When docking at CB1 there were π-π interactions between each of the ligands and residues PHE200 and PHE268. The flexible 4-fluorobutyl and 4-cyanobutyl tail groups occupied a hydrophobic pocket comprised of MET363, LEU276, TYR275, LEU193, and ILE271. There is also a common polar interaction between the amide linker carbonyl and SER383, as well as the terminal carbonyl and HIE178.

Docking at CB2 was dictated by hydrophobic interactions between the core and PHE117, and PHE183 residues. The flexible tail occupied a pocket comprised of TRP194, ILE186, TYR190, and SER165. The amide and ester head groups occupied a pocket comprised of PHE91, PHE94, HIS95, and PRO184. Ligands bearing a terminal amide had the potential for H-bonding with the backbone carbonyl of PHE183. Pairs of docking poses for ligands that differed by tail substitution were selected for strain rescoring (see SI, figures S105–116 for all calculated docking poses). This allowed us to investigate the SAR described in the in vitro section, wherein many 4-fluorobutyl ligands showed higher affinity for the CB2 receptor than their 4-cyanobutyl counterparts. Given the lack of formal intermolecular interactions possible for this substituent, the effect is likely due to the size-constraints of the binding pocket for CB2 as compared with CB1. Figure 5 shows an overlay of compounds 9 and 26 at both CB1 and CB2, as well as the computed hydrophobic regions of the binding site. Relative to CB1, the CB2 binding site region occupied by the 4-fluorobutyl or 4-cyanobutyl tail is significantly constrained. This was observed by Sitemap calculation on the active site of CB1 and CB2 receptors as illustrated in Figure 5. This may force the longer and more rigid 4-cyanobutyl tail into a higher strain conformation to adopt the predicted binding pose. The strain energy of the ligands in their bound state relative to their unbound state was calculated, and the values compared for analogous ligands (see SI Table T1).
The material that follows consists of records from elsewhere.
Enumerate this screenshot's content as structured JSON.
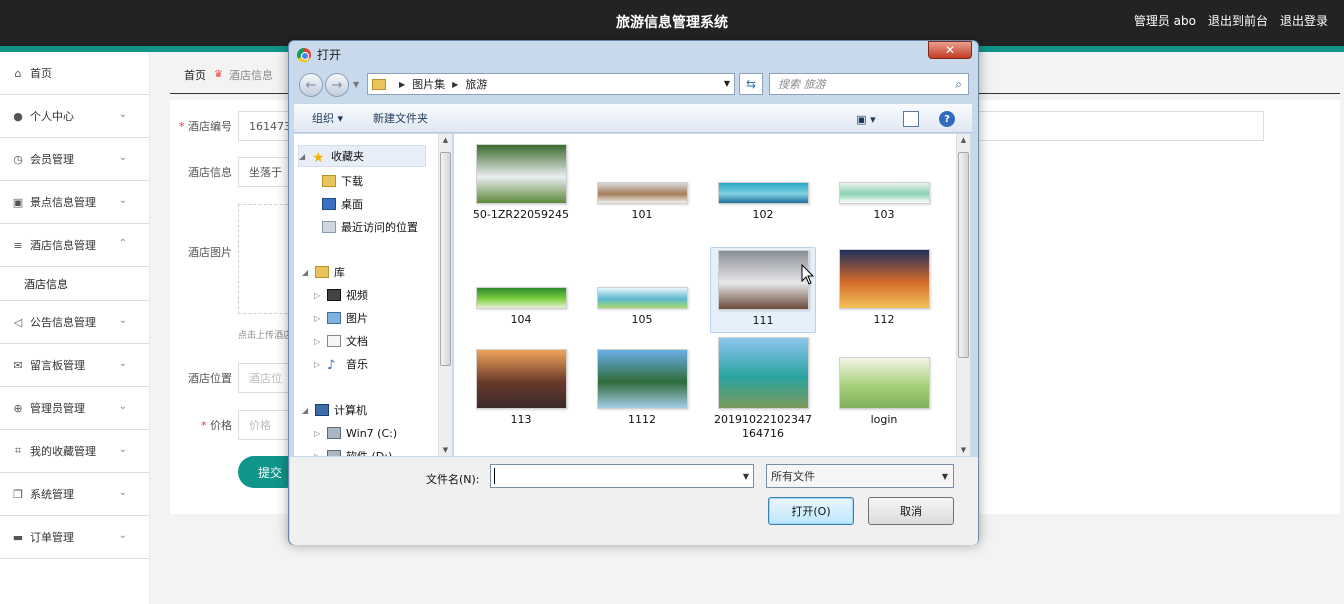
{
  "header": {
    "title": "旅游信息管理系统",
    "user": "管理员 abo",
    "back_front": "退出到前台",
    "logout": "退出登录"
  },
  "sidebar": {
    "items": [
      {
        "label": "首页",
        "icon": "home-icon"
      },
      {
        "label": "个人中心",
        "icon": "user-icon"
      },
      {
        "label": "会员管理",
        "icon": "clock-icon"
      },
      {
        "label": "景点信息管理",
        "icon": "clipboard-icon"
      },
      {
        "label": "酒店信息管理",
        "icon": "list-icon"
      },
      {
        "label": "公告信息管理",
        "icon": "send-icon"
      },
      {
        "label": "留言板管理",
        "icon": "mail-icon"
      },
      {
        "label": "管理员管理",
        "icon": "compass-icon"
      },
      {
        "label": "我的收藏管理",
        "icon": "crop-icon"
      },
      {
        "label": "系统管理",
        "icon": "copy-icon"
      },
      {
        "label": "订单管理",
        "icon": "monitor-icon"
      }
    ],
    "sub_item": "酒店信息"
  },
  "breadcrumb": {
    "home": "首页",
    "current": "酒店信息"
  },
  "form": {
    "hotel_no_label": "酒店编号",
    "hotel_no_value": "161473",
    "hotel_info_label": "酒店信息",
    "hotel_info_value": "坐落于",
    "hotel_img_label": "酒店图片",
    "upload_tip": "点击上传酒店",
    "location_label": "酒店位置",
    "location_placeholder": "酒店位",
    "price_label": "价格",
    "price_placeholder": "价格",
    "submit": "提交"
  },
  "dialog": {
    "title": "打开",
    "path": [
      "图片集",
      "旅游"
    ],
    "search_placeholder": "搜索 旅游",
    "organize": "组织",
    "new_folder": "新建文件夹",
    "tree": [
      {
        "label": "收藏夹",
        "icon": "star-icon",
        "group": true
      },
      {
        "label": "下载",
        "icon": "download-folder-icon"
      },
      {
        "label": "桌面",
        "icon": "desktop-icon"
      },
      {
        "label": "最近访问的位置",
        "icon": "recent-places-icon"
      },
      {
        "label": "库",
        "icon": "library-icon",
        "group": true
      },
      {
        "label": "视频",
        "icon": "video-icon"
      },
      {
        "label": "图片",
        "icon": "pictures-icon"
      },
      {
        "label": "文档",
        "icon": "documents-icon"
      },
      {
        "label": "音乐",
        "icon": "music-icon"
      },
      {
        "label": "计算机",
        "icon": "computer-icon",
        "group": true
      },
      {
        "label": "Win7 (C:)",
        "icon": "drive-icon"
      },
      {
        "label": "软件 (D:)",
        "icon": "drive-icon"
      }
    ],
    "files": [
      {
        "name": "50-1ZR22059245",
        "colors": [
          "#3d6b2e",
          "#e9eef0",
          "#5f8a3a"
        ]
      },
      {
        "name": "101",
        "colors": [
          "#d9d9d9",
          "#a37d58",
          "#f2f2f2"
        ]
      },
      {
        "name": "102",
        "colors": [
          "#2aa6c6",
          "#7fd1e0",
          "#1f6c9e"
        ]
      },
      {
        "name": "103",
        "colors": [
          "#e8f4ee",
          "#8ad1b1",
          "#ffffff"
        ]
      },
      {
        "name": "104",
        "colors": [
          "#2e8b2e",
          "#7fcf3f",
          "#e6f1d8"
        ]
      },
      {
        "name": "105",
        "colors": [
          "#e8f7fa",
          "#5bb7cf",
          "#a6d96a"
        ]
      },
      {
        "name": "111",
        "colors": [
          "#8a8e96",
          "#e8e8ea",
          "#6a4a3a"
        ]
      },
      {
        "name": "112",
        "colors": [
          "#1f2f5c",
          "#d56b2a",
          "#f3c25a"
        ]
      },
      {
        "name": "113",
        "colors": [
          "#f0a45a",
          "#6a3a2a",
          "#3a2a2a"
        ]
      },
      {
        "name": "1112",
        "colors": [
          "#6ab0e8",
          "#2f6a3a",
          "#a3cde8"
        ]
      },
      {
        "name": "20191022102347164716",
        "colors": [
          "#8ec7ef",
          "#2aa3a0",
          "#7a9a5a"
        ]
      },
      {
        "name": "login",
        "colors": [
          "#f5f5e8",
          "#a6d07a",
          "#7fb05a"
        ]
      }
    ],
    "filename_label": "文件名(N):",
    "filename_value": "",
    "filter": "所有文件",
    "open_btn": "打开(O)",
    "cancel_btn": "取消"
  }
}
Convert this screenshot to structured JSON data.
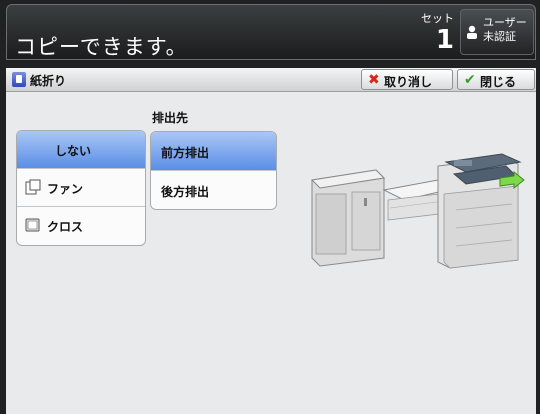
{
  "status": {
    "message": "コピーできます。",
    "set_label": "セット",
    "set_count": "1",
    "user_button": {
      "line1": "ユーザー",
      "line2": "未認証"
    }
  },
  "titlebar": {
    "title": "紙折り",
    "cancel_label": "取り消し",
    "close_label": "閉じる"
  },
  "fold_options": [
    {
      "label": "しない",
      "selected": true,
      "icon": ""
    },
    {
      "label": "ファン",
      "selected": false,
      "icon": "fan-fold-icon"
    },
    {
      "label": "クロス",
      "selected": false,
      "icon": "cross-fold-icon"
    }
  ],
  "destination": {
    "title": "排出先",
    "options": [
      {
        "label": "前方排出",
        "selected": true
      },
      {
        "label": "後方排出",
        "selected": false
      }
    ]
  },
  "colors": {
    "selected_top": "#a9c7f5",
    "selected_bottom": "#5b8ee6",
    "status_bg": "#1a1c1d",
    "panel_bg": "#e9eaeb",
    "cancel_red": "#d6281c",
    "ok_green": "#3a9a2a"
  }
}
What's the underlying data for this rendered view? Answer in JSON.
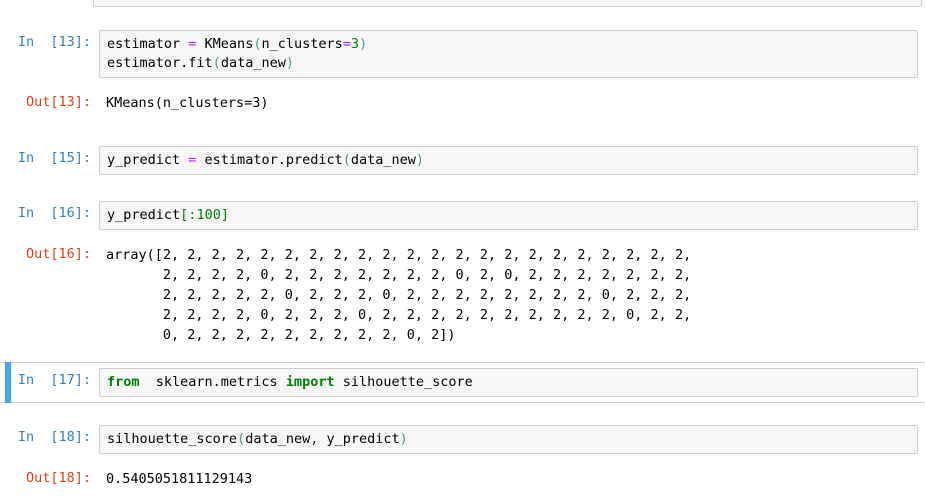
{
  "notebook": {
    "kernel_language": "python",
    "colors": {
      "in_prompt": "#307fc1",
      "out_prompt": "#d84315",
      "selection_bar": "#42a5f5",
      "input_bg": "#f7f7f7",
      "input_border": "#cfcfcf",
      "keyword": "#008000",
      "operator": "#aa22ff",
      "number": "#008000",
      "punctuation": "#4aa08a",
      "page_bg": "#ffffff"
    }
  },
  "cells": [
    {
      "id": "partial-top",
      "type": "code",
      "prompt": "",
      "selected": false,
      "clipped": true
    },
    {
      "id": "cell-13",
      "type": "code",
      "prompt_in": "In  [13]:",
      "selected": false,
      "source_line_1_a": "estimator ",
      "source_line_1_op": "=",
      "source_line_1_b": " KMeans",
      "source_line_1_paren_open": "(",
      "source_line_1_arg": "n_clusters",
      "source_line_1_eq": "=",
      "source_line_1_num": "3",
      "source_line_1_paren_close": ")",
      "source_line_2_a": "estimator.fit",
      "source_line_2_paren_open": "(",
      "source_line_2_arg": "data_new",
      "source_line_2_paren_close": ")",
      "prompt_out": "Out[13]:",
      "output_text": "KMeans(n_clusters=3)"
    },
    {
      "id": "cell-15",
      "type": "code",
      "prompt_in": "In  [15]:",
      "selected": false,
      "source_a": "y_predict ",
      "source_op": "=",
      "source_b": " estimator.predict",
      "source_paren_open": "(",
      "source_arg": "data_new",
      "source_paren_close": ")"
    },
    {
      "id": "cell-16",
      "type": "code",
      "prompt_in": "In  [16]:",
      "selected": false,
      "source_a": "y_predict",
      "source_brk_open": "[",
      "source_colon": ":",
      "source_num": "100",
      "source_brk_close": "]",
      "prompt_out": "Out[16]:",
      "output_text": "array([2, 2, 2, 2, 2, 2, 2, 2, 2, 2, 2, 2, 2, 2, 2, 2, 2, 2, 2, 2, 2, 2,\n       2, 2, 2, 2, 0, 2, 2, 2, 2, 2, 2, 2, 0, 2, 0, 2, 2, 2, 2, 2, 2, 2,\n       2, 2, 2, 2, 2, 0, 2, 2, 2, 0, 2, 2, 2, 2, 2, 2, 2, 2, 0, 2, 2, 2,\n       2, 2, 2, 2, 0, 2, 2, 2, 0, 2, 2, 2, 2, 2, 2, 2, 2, 2, 2, 0, 2, 2,\n       0, 2, 2, 2, 2, 2, 2, 2, 2, 2, 0, 2])"
    },
    {
      "id": "cell-17",
      "type": "code",
      "prompt_in": "In  [17]:",
      "selected": true,
      "source_kw1": "from",
      "source_mid": "  sklearn.metrics ",
      "source_kw2": "import",
      "source_tail": " silhouette_score"
    },
    {
      "id": "cell-18",
      "type": "code",
      "prompt_in": "In  [18]:",
      "selected": false,
      "source_a": "silhouette_score",
      "source_paren_open": "(",
      "source_args": "data_new, y_predict",
      "source_paren_close": ")",
      "prompt_out": "Out[18]:",
      "output_text": "0.5405051811129143"
    }
  ]
}
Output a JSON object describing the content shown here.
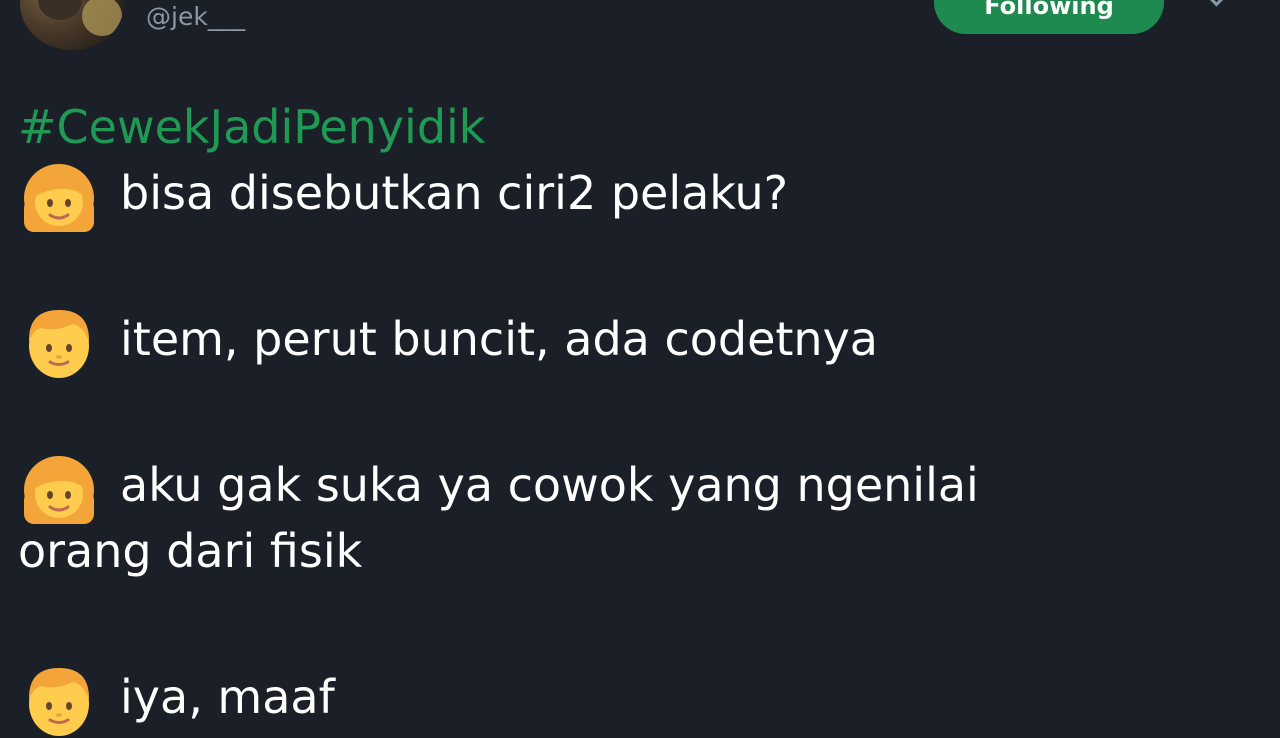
{
  "header": {
    "handle": "@jek___",
    "follow_label": "Following"
  },
  "tweet": {
    "hashtag": "#CewekJadiPenyidik",
    "lines": [
      {
        "speaker": "woman-emoji",
        "text": "bisa disebutkan ciri2 pelaku?"
      },
      {
        "speaker": "man-emoji",
        "text": "item, perut buncit, ada codetnya"
      },
      {
        "speaker": "woman-emoji",
        "text": "aku gak suka ya cowok yang ngenilai",
        "continuation": "orang dari fisik"
      },
      {
        "speaker": "man-emoji",
        "text": "iya, maaf"
      }
    ]
  },
  "colors": {
    "background": "#1b1f27",
    "hashtag": "#1f9a55",
    "follow_button": "#1f8a4f",
    "muted": "#8b98a5"
  }
}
The mean difference and standard error between the docked 4-cyanobutyl and 4-fluorobutyl ligands were 0.220 ± 0.400 kcal/mol at CB1 and 2.552 ± 0.468 kcal/mol at CB2.


Figure 5. Computationally predicted binding modes of 9 (orange) and 26 (green) overlayed at CB1 (A), PDB:6N4B and CB2 (B), PDB:6PT0 (57, 58). The hydrophobic regions of the binding site (grey) were evaluated with SiteMap (67). Glide docking was performed using the Schrodinger computational chemistry suite (66).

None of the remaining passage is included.